Charles Mason spent his early career as an assistant at the Royal Observatory in Greenwich, where his chief responsibility involved compiling tables of lunar distances for deriving longitude. Accompanied by Jeremiah Dixon, he observed the transit of Venus from Cape Town in 1761, and the same two men were subsequently engaged to voyage to America and settle the long-running border dispute between the colonies of Maryland and Pennsylvania.

Stone markers were embedded along their Mason-Dixon Line at every mile, engraved with a "P" for Pennsylvania on the north side and an "M" for Maryland on the south. When winter made their work impractical, Mason and Dixon used a pendulum clock to conduct the first scientific observations of gravity in America.

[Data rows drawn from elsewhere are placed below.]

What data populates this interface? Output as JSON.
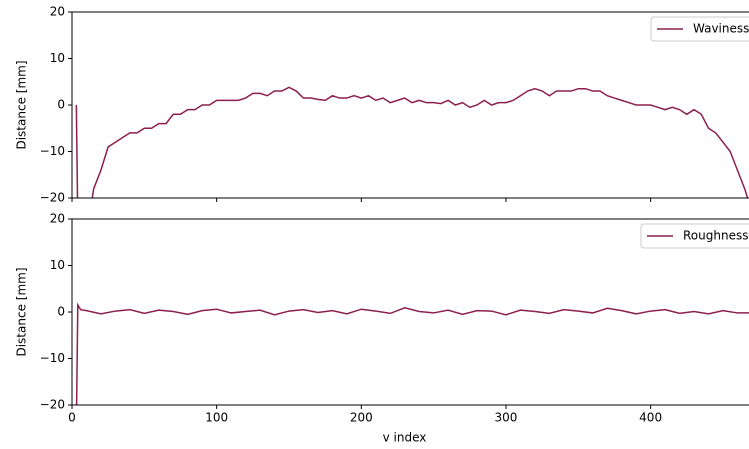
{
  "chart_data": [
    {
      "type": "line",
      "ylabel": "Distance [mm]",
      "legend": "upper right",
      "grid": false,
      "xlim": [
        0,
        468
      ],
      "xticks": [
        0,
        100,
        200,
        300,
        400
      ],
      "ylim": [
        -20,
        20
      ],
      "yticks": [
        {
          "value": -20,
          "label": "−20"
        },
        {
          "value": -10,
          "label": "−10"
        },
        0,
        10,
        20
      ],
      "x": [
        3,
        4,
        13,
        15,
        20,
        25,
        30,
        35,
        40,
        45,
        50,
        55,
        60,
        65,
        70,
        75,
        80,
        85,
        90,
        95,
        100,
        105,
        110,
        115,
        120,
        125,
        130,
        135,
        140,
        145,
        150,
        155,
        160,
        165,
        170,
        175,
        180,
        185,
        190,
        195,
        200,
        205,
        210,
        215,
        220,
        225,
        230,
        235,
        240,
        245,
        250,
        255,
        260,
        265,
        270,
        275,
        280,
        285,
        290,
        295,
        300,
        305,
        310,
        315,
        320,
        325,
        330,
        335,
        340,
        345,
        350,
        355,
        360,
        365,
        370,
        375,
        380,
        385,
        390,
        395,
        400,
        405,
        410,
        415,
        420,
        425,
        430,
        435,
        440,
        445,
        450,
        455,
        460,
        465,
        468
      ],
      "series": [
        {
          "name": "Waviness",
          "color": "#8c1f4f",
          "values": [
            0,
            -25,
            -22,
            -18,
            -14,
            -9,
            -8,
            -7,
            -6,
            -6,
            -5,
            -5,
            -4,
            -4,
            -2,
            -2,
            -1,
            -1,
            0,
            0,
            1,
            1,
            1,
            1,
            1.5,
            2.5,
            2.5,
            2,
            3,
            3,
            3.8,
            3,
            1.5,
            1.5,
            1.2,
            1,
            2,
            1.5,
            1.5,
            2,
            1.5,
            2,
            1,
            1.5,
            0.5,
            1,
            1.5,
            0.5,
            1,
            0.5,
            0.5,
            0.3,
            1,
            0,
            0.5,
            -0.5,
            0,
            1,
            0,
            0.5,
            0.5,
            1,
            2,
            3,
            3.5,
            3,
            2,
            3,
            3,
            3,
            3.5,
            3.5,
            3,
            3,
            2,
            1.5,
            1,
            0.5,
            0,
            0,
            0,
            -0.5,
            -1,
            -0.5,
            -1,
            -2,
            -1,
            -2,
            -5,
            -6,
            -8,
            -10,
            -14,
            -18,
            -21
          ]
        }
      ]
    },
    {
      "type": "line",
      "ylabel": "Distance [mm]",
      "xlabel": "v index",
      "legend": "upper right",
      "grid": false,
      "xlim": [
        0,
        468
      ],
      "xticks": [
        0,
        100,
        200,
        300,
        400
      ],
      "ylim": [
        -20,
        20
      ],
      "yticks": [
        {
          "value": -20,
          "label": "−20"
        },
        {
          "value": -10,
          "label": "−10"
        },
        0,
        10,
        20
      ],
      "x": [
        3,
        4,
        6,
        10,
        20,
        30,
        40,
        50,
        60,
        70,
        80,
        90,
        100,
        110,
        120,
        130,
        140,
        150,
        160,
        170,
        180,
        190,
        200,
        210,
        220,
        230,
        240,
        250,
        260,
        270,
        280,
        290,
        300,
        310,
        320,
        330,
        340,
        350,
        360,
        370,
        380,
        390,
        400,
        410,
        420,
        430,
        440,
        450,
        460,
        468
      ],
      "series": [
        {
          "name": "Roughness",
          "color": "#8c1f4f",
          "values": [
            -25,
            1.5,
            0.5,
            0.3,
            -0.4,
            0.2,
            0.5,
            -0.3,
            0.4,
            0.1,
            -0.5,
            0.3,
            0.6,
            -0.2,
            0.1,
            0.4,
            -0.6,
            0.2,
            0.5,
            -0.1,
            0.3,
            -0.4,
            0.6,
            0.2,
            -0.3,
            0.9,
            0.1,
            -0.2,
            0.4,
            -0.5,
            0.3,
            0.2,
            -0.6,
            0.4,
            0.1,
            -0.3,
            0.5,
            0.2,
            -0.2,
            0.8,
            0.3,
            -0.4,
            0.2,
            0.5,
            -0.3,
            0.1,
            -0.4,
            0.3,
            -0.2,
            -0.2
          ]
        }
      ]
    }
  ]
}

After completing the boundary survey in America, Mason returned to Greenwich where he continued work on Mayer's Lunar Tables. He also contributed to the Nautical Almanac, working under Nevil Maskelyne, Astronomer Royal.

On September 27, 1786, Mason wrote to Benjamin Franklin that he had returned to Philadelphia with his wife, seven sons, and one daughter. Mason was very ill and confined to his bed. Mason also shared with Franklin the design for an astronomical project. Mason provided no explanation for his return to America, and nothing more is known of Mason's proposed project.

Mason died on October 26, 1786, in Philadelphia.The crater Mason on the Moon is named after him.Mason is one of the titular characters of Thomas Pynchon's 1997 novel Mason & Dixon.

The song Sailing to Philadelphia from Mark Knopfler's album of the same name, also has strong references to Mason and Dixon, and was inspired by Pynchon's book.